I agree with those who define a human emotion as an interpretation of a change in bodily feeling. A change in brain state, without any interpretation, either because it was not detected or because it was ignored, should be given a different name. There is no agreement on what to call these unrecognized brain states. But we should distinguish between a man who detected a rise in heart rate and muscle tightness as he entered a room full of strangers and thought, "I am anxious," and a woman who failed to detect the same reactions, even though her behavior might have been affected by the altered bodily state.

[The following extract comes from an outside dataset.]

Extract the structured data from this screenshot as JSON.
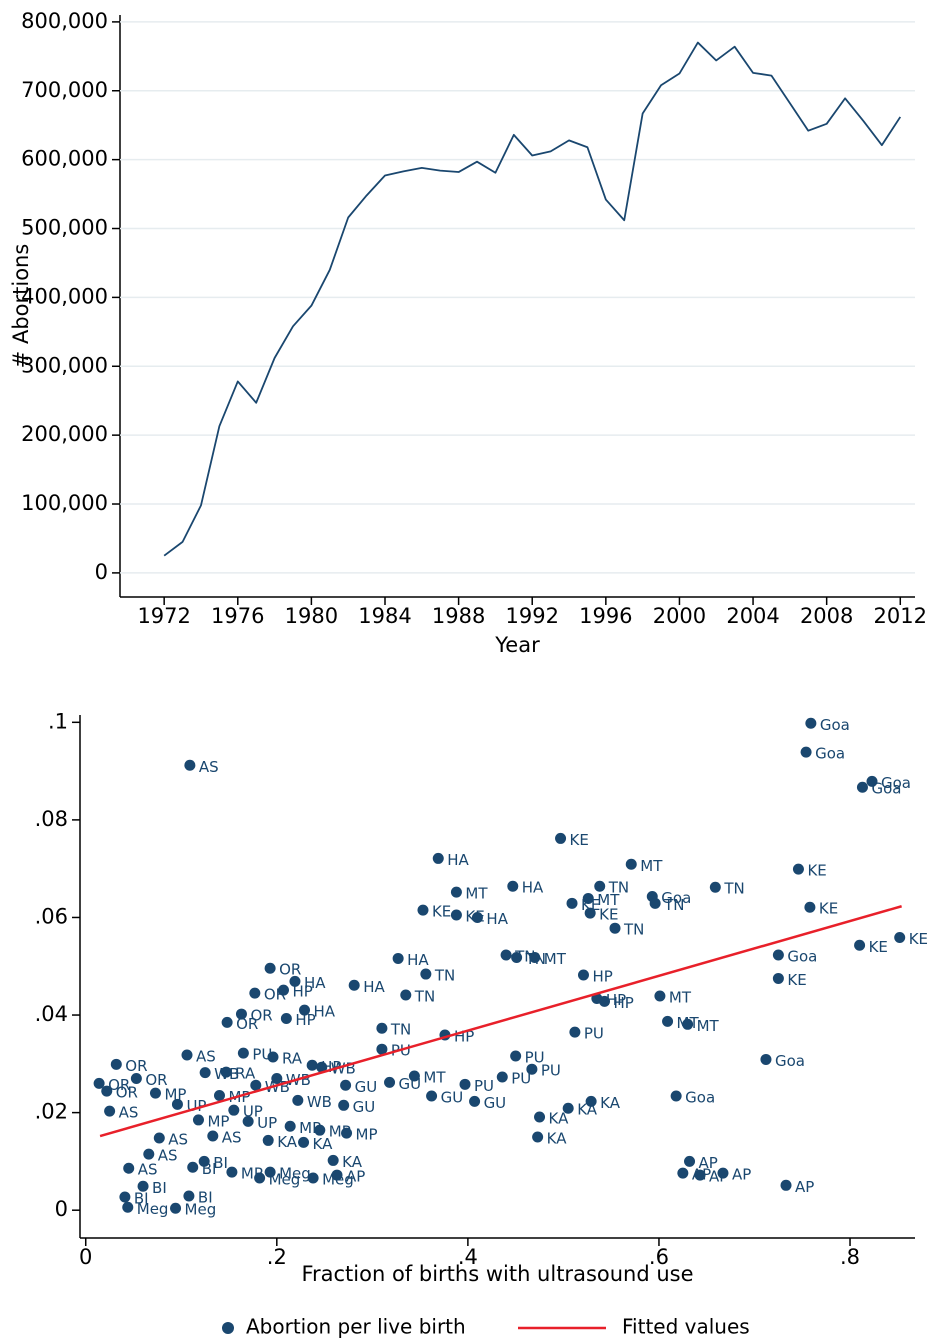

permalink source: Jerome Kagan, An Argument for Mind, 207
tags: Emotions, Neuroscience

A hand (representing brain) holding a string attached to a kite (the mind) provides an instructive metaphor for the relation of brain to mind. When the string is short, the kite's direction is under the control of the hand. But as the string becomes longer there comes a moment when, in a stiff breeze, the hand loses control and the kite determines how the hand moves.

permalink source: Jerome Kagan, An Argument for Mind, 219
tags: Soul, Neuroscience

The hope of finding a place in the brain that is the essence of a thought or feeling is as futile as trying to discover the most essential basis for the taste of a piece of milk chocolate. Remove the milk, the sugar, or the chocolate, and the usual sensory experience vanishes. The mind likes the notion of essences, but like the tooth fairy, nature failed to provide examples of this pleasing idea.